Trump repeated his call for a temporary ban on Muslim immigration to the United States after a U.S.-born Muslim man with Afghan immigrant parents fatally shot 49 people at an Orlando gay nightclub early on Sunday.
The billionaire New York real estate developer said that while the Florida gunman was born in the United States, “his parents weren’t and his ideas weren’t born here.”
“We have to maybe check, respectfully, the mosques and we have to check other places because this is a problem that, if we don’t solve it, it’s going to eat our country alive,” Trump said at a rally in Atlanta.
The Orlando gunman, Omar Mateen, is believed by authorities to have acted alone, inspired by radical ideology he was exposed to over the internet.
Prominent Republicans this week distanced themselves from Trump’s comments about Muslims after the Orlando mass shooting.
House of Representatives Speaker Paul Ryan said on Tuesday he did not think a ban on Muslim immigrants was in U.S. interests. U.S. Senator Lindsey Graham of South Carolina, who ran against Trump for the Republican nomination and has been a fierce critic since, said Trump’s response made him “unnerved.”
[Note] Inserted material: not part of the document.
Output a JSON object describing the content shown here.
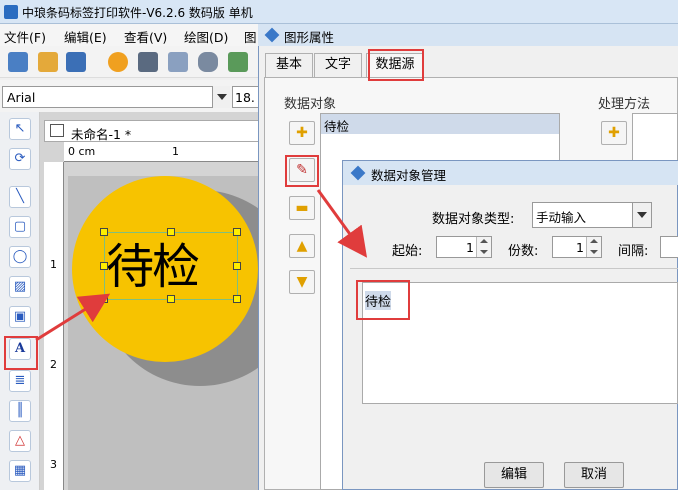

Hillary Clinton, the presumptive Democratic nominee, said on Wednesday that Trump’s rhetoric had grown “even more inflammatory” in recent days. She said the United States counts on partners in majority-Muslim countries to help fight terrorism.
“Not one of Donald Trump’s reckless ideas would have saved a single life in Orlando,” Clinton said at an event for U.S. military families in Virginia.
Trump on Monday proposed that the United States suspend immigration from areas of the world where there is “a proven history of terrorism against the United States, Europe or our allies until we fully understand how to end these threats.” He also said radical Muslims were entering the country amidst a flood of refugees and “trying to take over our children.”
Trump previously has drawn criticism, including from within his own party, for saying he would implement a database to keep track of Muslims in the United States and require them to register.
Trump’s hard-line proposals on immigration have contributed to his popularity among some conservative voters. But they have also triggered condemnation from minority and human rights activists, and his political opponents, many of whom have called his rhetoric racist.